IMDB Movie Reviews in R

  • Post by Hieu Nguyen Phi, FRM
  • Apr 19, 2019
post-thumb

Two-class classification, or binary classification, may be the most widely applied kind of machine-learning problem. This post will show how to classify movie reviews as positive or negative, based on the text content of the reviews.

IMDB dataset

Our data is derived from the Internet Movie Database with a set of \(50000\) highly polarized reviews. They’re split into \(25000\) reviews for training and \(25000\) reviews for testing, each set consisting of \(50\%\) negative and \(50\%\) positive reviews. The IMDB dataset comes packaged with Keras. It has already been preprocessed: the reviews (sequences of words) have been turned into sequences of integers, where each integer stands for a specific word in a dictionary.

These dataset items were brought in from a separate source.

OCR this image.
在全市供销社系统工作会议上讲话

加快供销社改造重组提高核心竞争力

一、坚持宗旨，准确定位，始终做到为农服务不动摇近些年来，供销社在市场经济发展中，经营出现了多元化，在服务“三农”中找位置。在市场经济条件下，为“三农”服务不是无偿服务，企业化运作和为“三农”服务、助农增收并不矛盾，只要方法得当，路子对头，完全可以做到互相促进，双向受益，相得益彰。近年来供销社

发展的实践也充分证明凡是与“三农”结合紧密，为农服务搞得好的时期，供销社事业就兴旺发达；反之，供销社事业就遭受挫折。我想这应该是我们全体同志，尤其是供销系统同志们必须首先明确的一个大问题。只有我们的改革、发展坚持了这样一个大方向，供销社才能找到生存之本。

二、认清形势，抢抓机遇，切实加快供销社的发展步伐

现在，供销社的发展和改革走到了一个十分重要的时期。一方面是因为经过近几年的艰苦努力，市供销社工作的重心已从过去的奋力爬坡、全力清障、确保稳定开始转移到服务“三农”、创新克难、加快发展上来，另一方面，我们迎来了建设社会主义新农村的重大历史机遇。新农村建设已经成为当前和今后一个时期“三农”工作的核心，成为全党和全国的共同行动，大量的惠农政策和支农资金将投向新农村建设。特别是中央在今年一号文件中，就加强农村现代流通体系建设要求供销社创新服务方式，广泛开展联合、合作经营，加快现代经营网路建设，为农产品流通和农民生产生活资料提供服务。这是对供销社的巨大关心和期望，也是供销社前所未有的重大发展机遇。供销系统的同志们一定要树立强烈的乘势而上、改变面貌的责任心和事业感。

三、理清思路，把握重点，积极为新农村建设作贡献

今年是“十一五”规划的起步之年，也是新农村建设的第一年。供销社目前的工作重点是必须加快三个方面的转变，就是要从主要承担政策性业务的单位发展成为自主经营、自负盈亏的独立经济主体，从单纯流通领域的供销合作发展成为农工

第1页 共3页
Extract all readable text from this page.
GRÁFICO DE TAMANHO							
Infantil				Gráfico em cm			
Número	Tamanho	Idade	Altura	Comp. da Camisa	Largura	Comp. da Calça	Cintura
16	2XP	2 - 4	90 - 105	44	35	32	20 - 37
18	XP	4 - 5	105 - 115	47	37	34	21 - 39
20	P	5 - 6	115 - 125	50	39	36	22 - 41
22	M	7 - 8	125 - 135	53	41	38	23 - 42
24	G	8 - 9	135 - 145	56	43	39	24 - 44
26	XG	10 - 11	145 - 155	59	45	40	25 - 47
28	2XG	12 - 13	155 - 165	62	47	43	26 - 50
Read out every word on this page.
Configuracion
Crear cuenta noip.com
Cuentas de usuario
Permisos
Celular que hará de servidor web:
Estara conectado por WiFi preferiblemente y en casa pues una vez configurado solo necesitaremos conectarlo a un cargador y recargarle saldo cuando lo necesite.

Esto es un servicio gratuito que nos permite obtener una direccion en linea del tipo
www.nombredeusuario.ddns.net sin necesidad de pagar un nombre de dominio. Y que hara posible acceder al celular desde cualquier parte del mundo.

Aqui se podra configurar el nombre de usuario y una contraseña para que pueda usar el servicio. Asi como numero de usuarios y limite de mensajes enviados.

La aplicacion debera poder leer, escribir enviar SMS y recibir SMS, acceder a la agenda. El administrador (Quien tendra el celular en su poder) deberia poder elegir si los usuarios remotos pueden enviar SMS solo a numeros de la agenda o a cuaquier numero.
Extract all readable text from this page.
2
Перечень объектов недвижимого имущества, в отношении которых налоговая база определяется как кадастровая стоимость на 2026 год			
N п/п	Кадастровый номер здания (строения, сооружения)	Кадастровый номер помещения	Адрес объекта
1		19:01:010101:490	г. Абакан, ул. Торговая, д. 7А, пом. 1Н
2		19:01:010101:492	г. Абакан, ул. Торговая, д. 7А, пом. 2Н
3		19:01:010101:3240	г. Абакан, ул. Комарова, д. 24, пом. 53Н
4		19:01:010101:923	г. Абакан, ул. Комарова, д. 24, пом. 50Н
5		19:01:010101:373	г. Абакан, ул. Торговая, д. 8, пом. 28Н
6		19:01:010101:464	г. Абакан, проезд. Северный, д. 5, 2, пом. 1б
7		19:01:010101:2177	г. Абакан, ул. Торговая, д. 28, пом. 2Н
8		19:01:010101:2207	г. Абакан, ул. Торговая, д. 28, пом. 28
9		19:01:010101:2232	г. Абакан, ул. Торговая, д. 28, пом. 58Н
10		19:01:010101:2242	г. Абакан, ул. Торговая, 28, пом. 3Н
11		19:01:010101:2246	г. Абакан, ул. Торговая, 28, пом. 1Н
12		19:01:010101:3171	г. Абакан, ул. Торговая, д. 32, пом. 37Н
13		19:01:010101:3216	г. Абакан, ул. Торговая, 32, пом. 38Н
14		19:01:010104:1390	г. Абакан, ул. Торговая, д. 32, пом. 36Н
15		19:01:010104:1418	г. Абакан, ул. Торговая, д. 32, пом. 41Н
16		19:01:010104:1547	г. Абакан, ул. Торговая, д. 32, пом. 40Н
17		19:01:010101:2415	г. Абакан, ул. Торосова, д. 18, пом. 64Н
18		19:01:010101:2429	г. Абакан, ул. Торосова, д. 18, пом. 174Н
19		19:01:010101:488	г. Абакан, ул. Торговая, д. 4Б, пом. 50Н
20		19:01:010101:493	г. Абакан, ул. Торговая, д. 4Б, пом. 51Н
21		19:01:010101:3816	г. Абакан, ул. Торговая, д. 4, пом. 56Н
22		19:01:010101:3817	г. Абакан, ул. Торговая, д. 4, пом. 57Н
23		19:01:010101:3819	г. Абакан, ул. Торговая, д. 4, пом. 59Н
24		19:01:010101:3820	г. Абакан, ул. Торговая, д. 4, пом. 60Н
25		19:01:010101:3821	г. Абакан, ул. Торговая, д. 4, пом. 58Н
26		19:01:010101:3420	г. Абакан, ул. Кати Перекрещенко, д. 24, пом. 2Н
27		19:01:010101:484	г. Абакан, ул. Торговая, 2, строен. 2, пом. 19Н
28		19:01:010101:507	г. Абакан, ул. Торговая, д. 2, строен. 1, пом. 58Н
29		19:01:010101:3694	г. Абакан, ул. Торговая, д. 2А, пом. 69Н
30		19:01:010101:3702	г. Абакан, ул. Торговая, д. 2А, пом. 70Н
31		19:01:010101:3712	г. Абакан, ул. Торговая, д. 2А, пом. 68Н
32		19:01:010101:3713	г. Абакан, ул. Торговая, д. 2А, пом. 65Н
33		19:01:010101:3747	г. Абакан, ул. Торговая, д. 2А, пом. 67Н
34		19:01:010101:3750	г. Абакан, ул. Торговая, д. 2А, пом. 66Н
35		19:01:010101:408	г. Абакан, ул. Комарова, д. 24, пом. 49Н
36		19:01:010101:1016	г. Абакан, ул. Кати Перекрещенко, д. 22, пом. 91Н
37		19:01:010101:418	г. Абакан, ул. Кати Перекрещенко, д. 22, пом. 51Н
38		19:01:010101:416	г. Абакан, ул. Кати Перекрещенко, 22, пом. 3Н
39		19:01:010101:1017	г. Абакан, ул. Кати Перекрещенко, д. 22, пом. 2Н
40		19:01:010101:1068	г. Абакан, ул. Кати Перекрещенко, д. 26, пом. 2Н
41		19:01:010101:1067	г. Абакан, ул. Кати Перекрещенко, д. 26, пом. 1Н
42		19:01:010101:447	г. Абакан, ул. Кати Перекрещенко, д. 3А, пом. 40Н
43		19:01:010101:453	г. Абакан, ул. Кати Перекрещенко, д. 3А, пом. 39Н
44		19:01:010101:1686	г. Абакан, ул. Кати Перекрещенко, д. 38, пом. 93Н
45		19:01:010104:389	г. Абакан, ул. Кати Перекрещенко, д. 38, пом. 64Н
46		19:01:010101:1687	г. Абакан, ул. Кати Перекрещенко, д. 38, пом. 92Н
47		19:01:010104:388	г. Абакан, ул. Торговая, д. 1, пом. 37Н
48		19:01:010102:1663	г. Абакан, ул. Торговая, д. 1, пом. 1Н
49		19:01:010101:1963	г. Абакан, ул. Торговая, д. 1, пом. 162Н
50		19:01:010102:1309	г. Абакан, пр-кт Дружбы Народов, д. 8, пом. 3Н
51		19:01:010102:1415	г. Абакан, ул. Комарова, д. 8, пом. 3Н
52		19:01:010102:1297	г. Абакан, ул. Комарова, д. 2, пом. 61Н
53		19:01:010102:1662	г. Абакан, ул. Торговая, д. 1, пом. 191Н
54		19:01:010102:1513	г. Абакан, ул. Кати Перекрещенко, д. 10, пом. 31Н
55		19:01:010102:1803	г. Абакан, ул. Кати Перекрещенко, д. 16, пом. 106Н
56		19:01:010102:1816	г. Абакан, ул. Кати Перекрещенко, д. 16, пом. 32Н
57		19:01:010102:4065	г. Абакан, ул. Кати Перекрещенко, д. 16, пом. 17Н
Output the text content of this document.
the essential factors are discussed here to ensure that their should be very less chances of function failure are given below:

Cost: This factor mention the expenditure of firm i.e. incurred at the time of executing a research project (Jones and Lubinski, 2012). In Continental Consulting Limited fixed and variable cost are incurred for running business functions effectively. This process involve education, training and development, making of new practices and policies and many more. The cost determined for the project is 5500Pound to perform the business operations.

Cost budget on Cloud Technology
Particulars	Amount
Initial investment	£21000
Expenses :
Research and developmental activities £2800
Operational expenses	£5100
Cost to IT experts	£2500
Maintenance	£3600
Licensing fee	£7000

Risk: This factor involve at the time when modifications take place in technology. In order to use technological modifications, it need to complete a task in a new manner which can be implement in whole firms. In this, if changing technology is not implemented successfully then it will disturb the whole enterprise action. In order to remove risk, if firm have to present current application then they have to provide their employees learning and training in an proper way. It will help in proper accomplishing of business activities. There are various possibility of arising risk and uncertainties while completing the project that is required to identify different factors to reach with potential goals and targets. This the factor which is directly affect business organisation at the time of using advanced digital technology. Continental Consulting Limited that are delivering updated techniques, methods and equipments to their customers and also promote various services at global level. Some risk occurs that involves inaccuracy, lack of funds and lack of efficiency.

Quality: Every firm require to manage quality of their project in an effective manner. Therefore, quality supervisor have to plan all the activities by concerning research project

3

The following code will load the dataset:

imdb <- dataset_imdb(num_words = 10000)
c(c(train_data, train_labels), c(test_data, test_labels)) %<-% imdb

You can’t feed lists of integers into a neural network. You have to turn your lists into tensors. There are two ways to do that:

  • Pad your lists so that they all have the same length, turn them into an integer tensor of shape (samples, word_indices), and then use as the first layer in your network a layer capable of handling such integer tensors.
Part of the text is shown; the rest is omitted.